Another reason why this might be Federer's tournament to lose lies in the early and shocking exits of Novak Djokovic and Andy Murray. Both the players crashed out quite early, to Denis Istomin and Mischa Zverev respectively. Interestingly, the Swiss will now face Zverev in his quarter-final bout, on Tuesday.
Even though Federer leads 2-0 against the 29-year-old German, both of those wins came more than three years ago. Moreover, the German's shocking win against the World No. 1 ought to worry the Swiss a bit, but his experience should give him the upper hand here.
If he wins in the quarter-final (and odds dictate that he should), he will go up against Stan Wawrinka or Jo-Wilfried Tsonga in the semi-final. If it's his compatriot, he can seek solace from the fact that he leads 18-3 against him in their head to head tally.

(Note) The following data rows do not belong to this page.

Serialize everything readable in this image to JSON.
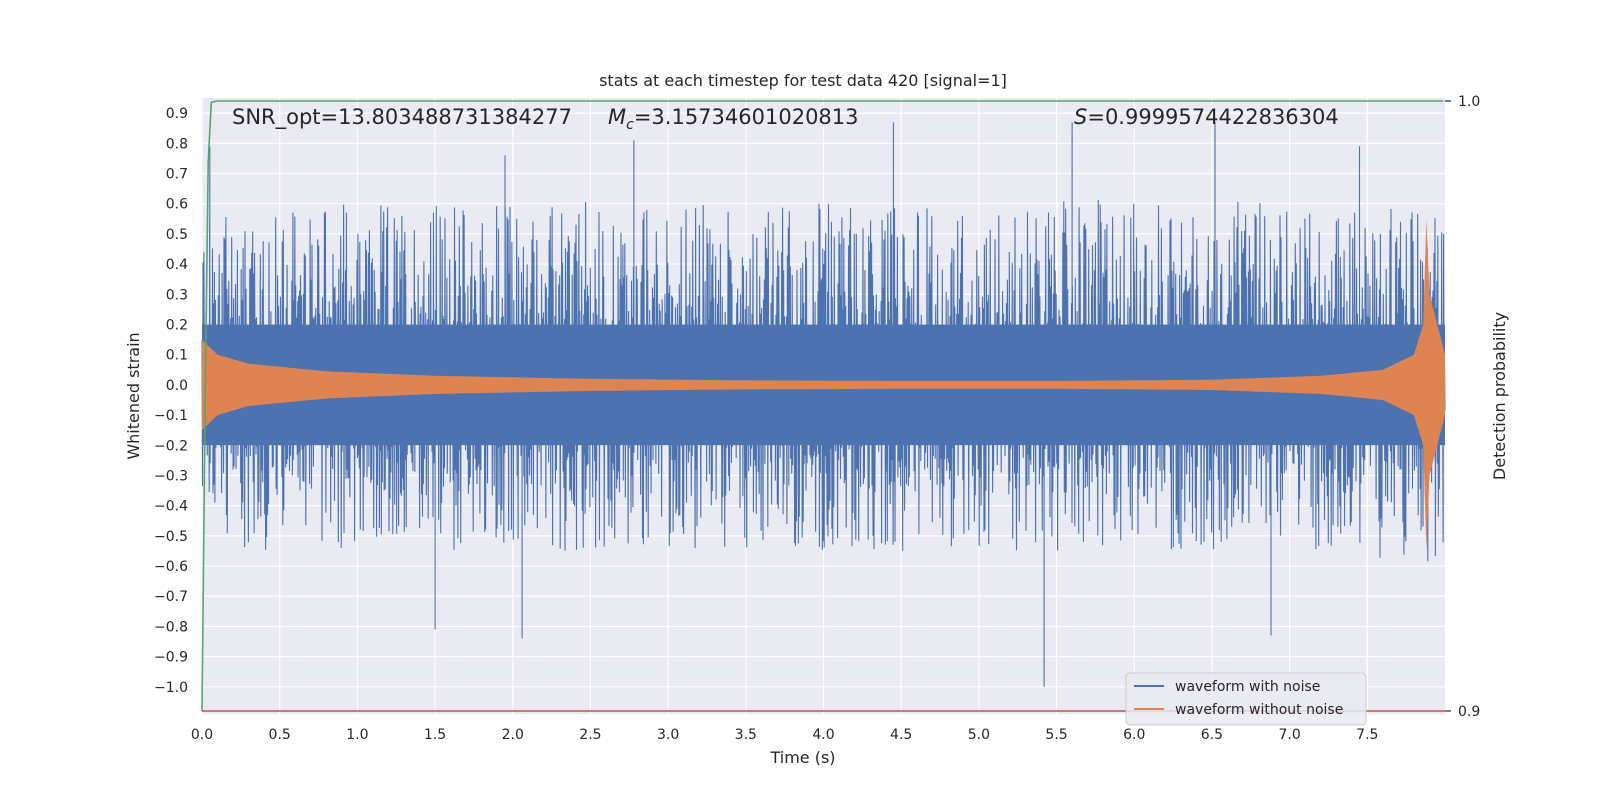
{
  "chart_data": {
    "type": "line",
    "title": "stats at each timestep for test data 420 [signal=1]",
    "xlabel": "Time (s)",
    "ylabel": "Whitened strain",
    "ylabel_right": "Detection probability",
    "xlim": [
      0.0,
      8.0
    ],
    "ylim": [
      -1.09,
      0.95
    ],
    "ylim_right": [
      0.8995,
      1.0005
    ],
    "x_ticks": [
      "0.0",
      "0.5",
      "1.0",
      "1.5",
      "2.0",
      "2.5",
      "3.0",
      "3.5",
      "4.0",
      "4.5",
      "5.0",
      "5.5",
      "6.0",
      "6.5",
      "7.0",
      "7.5"
    ],
    "y_ticks": [
      "0.9",
      "0.8",
      "0.7",
      "0.6",
      "0.5",
      "0.4",
      "0.3",
      "0.2",
      "0.1",
      "0.0",
      "−0.1",
      "−0.2",
      "−0.3",
      "−0.4",
      "−0.5",
      "−0.6",
      "−0.7",
      "−0.8",
      "−0.9",
      "−1.0"
    ],
    "y_right_ticks": [
      "1.0",
      "0.9"
    ],
    "annotations": {
      "snr": "SNR_opt=13.803488731384277",
      "mc_symbol": "M",
      "mc_sub": "c",
      "mc_value": "=3.15734601020813",
      "s_symbol": "S",
      "s_value": "=0.9999574422836304"
    },
    "legend": {
      "placement": "lower-right",
      "entries": [
        "waveform with noise",
        "waveform without noise"
      ]
    },
    "grid": true,
    "colors": {
      "background": "#eaeaf2",
      "noise": "#4c72b0",
      "clean": "#dd8452",
      "probability": "#55a868",
      "threshold": "#c44e52"
    },
    "series": [
      {
        "name": "waveform with noise",
        "description_points": {
          "envelope_pos": [
            [
              0.0,
              0.55
            ],
            [
              0.5,
              0.58
            ],
            [
              1.0,
              0.6
            ],
            [
              2.0,
              0.62
            ],
            [
              3.0,
              0.6
            ],
            [
              4.0,
              0.62
            ],
            [
              5.0,
              0.6
            ],
            [
              6.0,
              0.62
            ],
            [
              7.0,
              0.6
            ],
            [
              7.9,
              0.6
            ]
          ],
          "envelope_neg": [
            [
              0.0,
              -0.55
            ],
            [
              0.5,
              -0.55
            ],
            [
              1.0,
              -0.55
            ],
            [
              2.0,
              -0.55
            ],
            [
              3.0,
              -0.55
            ],
            [
              4.0,
              -0.55
            ],
            [
              5.0,
              -0.55
            ],
            [
              6.0,
              -0.55
            ],
            [
              7.0,
              -0.55
            ],
            [
              7.9,
              -0.6
            ]
          ],
          "spikes": [
            [
              0.05,
              0.79
            ],
            [
              1.5,
              -0.81
            ],
            [
              1.95,
              0.76
            ],
            [
              2.06,
              -0.84
            ],
            [
              2.78,
              0.81
            ],
            [
              4.45,
              0.87
            ],
            [
              5.42,
              -1.0
            ],
            [
              5.6,
              0.87
            ],
            [
              6.52,
              0.87
            ],
            [
              6.88,
              -0.83
            ],
            [
              7.45,
              0.79
            ]
          ]
        }
      },
      {
        "name": "waveform without noise",
        "envelope": [
          [
            0.0,
            0.15
          ],
          [
            0.1,
            0.1
          ],
          [
            0.3,
            0.07
          ],
          [
            0.8,
            0.045
          ],
          [
            1.5,
            0.03
          ],
          [
            2.5,
            0.02
          ],
          [
            3.5,
            0.015
          ],
          [
            4.5,
            0.013
          ],
          [
            5.5,
            0.013
          ],
          [
            6.5,
            0.017
          ],
          [
            7.2,
            0.03
          ],
          [
            7.6,
            0.05
          ],
          [
            7.8,
            0.1
          ],
          [
            7.86,
            0.2
          ],
          [
            7.88,
            0.55
          ],
          [
            7.9,
            0.3
          ],
          [
            8.0,
            0.1
          ]
        ]
      },
      {
        "name": "detection probability",
        "axis": "right",
        "x": [
          0.0,
          0.02,
          0.04,
          0.06,
          0.1,
          1.0,
          4.0,
          7.99
        ],
        "y": [
          0.9,
          0.95,
          0.99,
          0.9998,
          1.0,
          1.0,
          1.0,
          1.0
        ]
      },
      {
        "name": "threshold",
        "axis": "right",
        "x": [
          0.0,
          8.0
        ],
        "y": [
          0.9,
          0.9
        ]
      }
    ]
  }
}
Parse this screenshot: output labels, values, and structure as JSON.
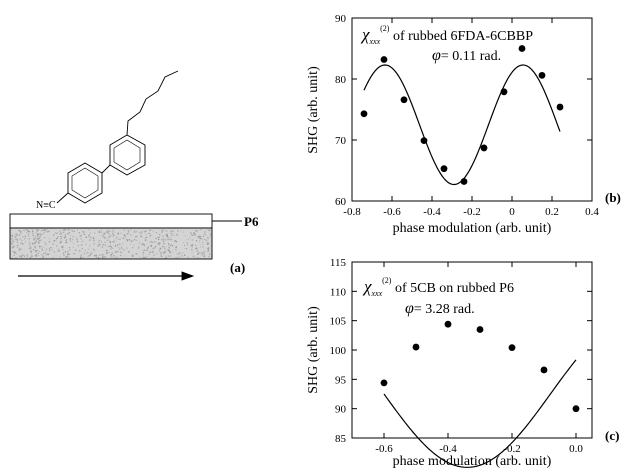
{
  "diagram": {
    "panel_label": "(a)",
    "layer_label": "P6",
    "group_label": "N≡C"
  },
  "chart_data": [
    {
      "type": "scatter",
      "panel_label": "(b)",
      "annotation_chi": "χ",
      "annotation_sub": "xxx",
      "annotation_sup": "(2)",
      "annotation_line1_rest": "of rubbed 6FDA-6CBBP",
      "annotation_phi": "φ",
      "annotation_line2_rest": "= 0.11 rad.",
      "xlabel": "phase modulation (arb. unit)",
      "ylabel": "SHG (arb. unit)",
      "xlim": [
        -0.8,
        0.4
      ],
      "ylim": [
        60,
        90
      ],
      "xticks": [
        -0.8,
        -0.6,
        -0.4,
        -0.2,
        0,
        0.2,
        0.4
      ],
      "xtick_labels": [
        "-0.8",
        "-0.6",
        "-0.4",
        "-0.2",
        "0",
        "0.2",
        "0.4"
      ],
      "yticks": [
        60,
        70,
        80,
        90
      ],
      "ytick_labels": [
        "60",
        "70",
        "80",
        "90"
      ],
      "points": [
        {
          "x": -0.74,
          "y": 74.3
        },
        {
          "x": -0.64,
          "y": 83.2
        },
        {
          "x": -0.54,
          "y": 76.6
        },
        {
          "x": -0.44,
          "y": 69.9
        },
        {
          "x": -0.34,
          "y": 65.3
        },
        {
          "x": -0.24,
          "y": 63.2
        },
        {
          "x": -0.14,
          "y": 68.7
        },
        {
          "x": -0.04,
          "y": 77.9
        },
        {
          "x": 0.05,
          "y": 85.0
        },
        {
          "x": 0.15,
          "y": 80.6
        },
        {
          "x": 0.24,
          "y": 75.4
        }
      ],
      "fit": {
        "type": "cosine",
        "x_range": [
          -0.74,
          0.24
        ],
        "offset": 72.5,
        "amplitude": 9.8,
        "center_x": -0.29,
        "period": 0.69
      }
    },
    {
      "type": "scatter",
      "panel_label": "(c)",
      "annotation_chi": "χ",
      "annotation_sub": "xxx",
      "annotation_sup": "(2)",
      "annotation_line1_rest": "of 5CB on rubbed P6",
      "annotation_phi": "φ",
      "annotation_line2_rest": "= 3.28 rad.",
      "xlabel": "phase modulation (arb. unit)",
      "ylabel": "SHG (arb. unit)",
      "xlim": [
        -0.7,
        0.05
      ],
      "ylim": [
        85,
        115
      ],
      "xticks": [
        -0.6,
        -0.4,
        -0.2,
        0.0
      ],
      "xtick_labels": [
        "-0.6",
        "-0.4",
        "-0.2",
        "0.0"
      ],
      "yticks": [
        85,
        90,
        95,
        100,
        105,
        110,
        115
      ],
      "ytick_labels": [
        "85",
        "90",
        "95",
        "100",
        "105",
        "110",
        "115"
      ],
      "points": [
        {
          "x": -0.6,
          "y": 94.4
        },
        {
          "x": -0.5,
          "y": 100.5
        },
        {
          "x": -0.4,
          "y": 104.4
        },
        {
          "x": -0.3,
          "y": 103.5
        },
        {
          "x": -0.2,
          "y": 100.4
        },
        {
          "x": -0.1,
          "y": 96.6
        },
        {
          "x": 0.0,
          "y": 90.0
        }
      ],
      "fit": {
        "type": "cosine",
        "x_range": [
          -0.6,
          0.0
        ],
        "offset": 92.5,
        "amplitude": 12.5,
        "center_x": -0.34,
        "period": 1.04
      }
    }
  ]
}
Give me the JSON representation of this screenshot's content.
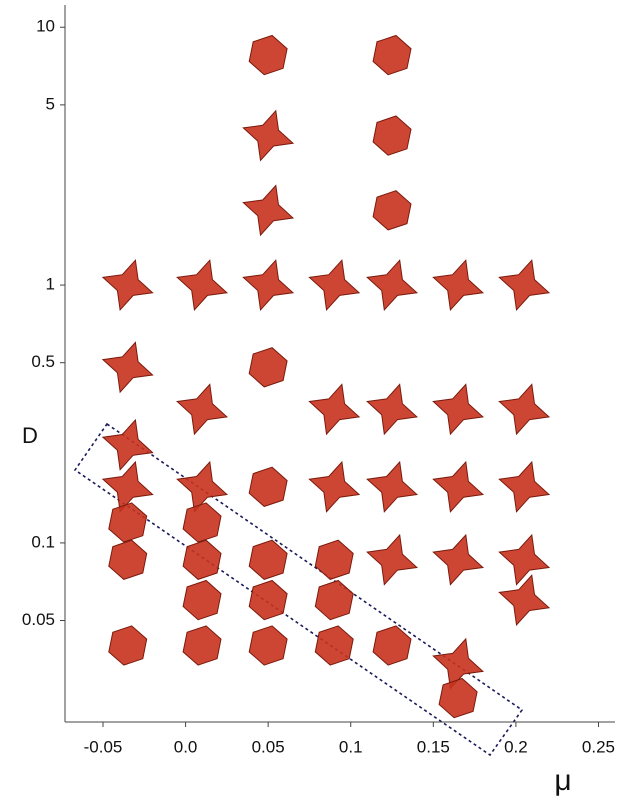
{
  "chart_data": {
    "type": "scatter",
    "x_label": "μ",
    "y_label": "D",
    "x": [
      -0.035,
      -0.035,
      -0.035,
      -0.035,
      -0.035,
      -0.035,
      -0.035,
      0.01,
      0.01,
      0.01,
      0.01,
      0.01,
      0.01,
      0.01,
      0.05,
      0.05,
      0.05,
      0.05,
      0.05,
      0.05,
      0.05,
      0.05,
      0.05,
      0.09,
      0.09,
      0.09,
      0.09,
      0.09,
      0.09,
      0.125,
      0.125,
      0.125,
      0.125,
      0.125,
      0.125,
      0.125,
      0.125,
      0.165,
      0.165,
      0.165,
      0.165,
      0.165,
      0.165,
      0.205,
      0.205,
      0.205,
      0.205,
      0.205
    ],
    "values": [
      1,
      0.48,
      0.24,
      0.165,
      0.12,
      0.086,
      0.04,
      1,
      0.33,
      0.165,
      0.12,
      0.086,
      0.06,
      0.04,
      7.8,
      3.8,
      1.95,
      1,
      0.48,
      0.165,
      0.086,
      0.06,
      0.04,
      1,
      0.33,
      0.165,
      0.086,
      0.06,
      0.04,
      7.8,
      3.8,
      1.95,
      1,
      0.33,
      0.165,
      0.086,
      0.04,
      1,
      0.33,
      0.165,
      0.086,
      0.034,
      0.025,
      1,
      0.33,
      0.165,
      0.086,
      0.06
    ],
    "markers": [
      "star",
      "star",
      "star",
      "star",
      "cube",
      "cube",
      "cube",
      "star",
      "star",
      "star",
      "cube",
      "cube",
      "cube",
      "cube",
      "cube",
      "star",
      "star",
      "star",
      "cube",
      "cube",
      "cube",
      "cube",
      "cube",
      "star",
      "star",
      "star",
      "cube",
      "cube",
      "cube",
      "cube",
      "cube",
      "cube",
      "star",
      "star",
      "star",
      "star",
      "cube",
      "star",
      "star",
      "star",
      "star",
      "star",
      "cube",
      "star",
      "star",
      "star",
      "star",
      "star"
    ],
    "color": "#c8321e",
    "xlim": [
      -0.073,
      0.26
    ],
    "xticks": [
      -0.05,
      {
        "value": 0,
        "label": "0.0"
      },
      0.05,
      0.1,
      0.15,
      0.2,
      0.25
    ],
    "ylim": [
      0.0202,
      12.2
    ],
    "log_y": true,
    "yticks": [
      10,
      5,
      1,
      0.5,
      0.1,
      0.05
    ]
  }
}
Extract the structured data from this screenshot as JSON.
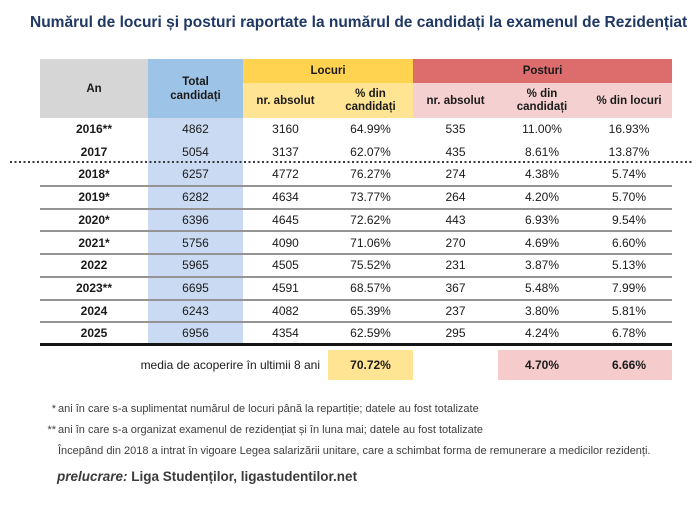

The Frenchman, on the other hand, might be trickier to deal with. Even though the 17-time Grand Slam champion has a healthy 11-6 record against him, their last two matches have ended in defeats for the Swiss. However, it should be considered that Tsonga last defeated Federer in the 2016 Monte Carlo Masters - a clay court tournament, which was never the Swiss's strong suit.
With the top two seeds out of the way, Federer's path to the trophy has certainly been made a lot easier. While there are still some players who can give the Swiss a run for his money, a clearer picture will be revealed in the coming days. For now, the four-time Australian Open champion can rest easy and reflect on his superb win against Nishikori.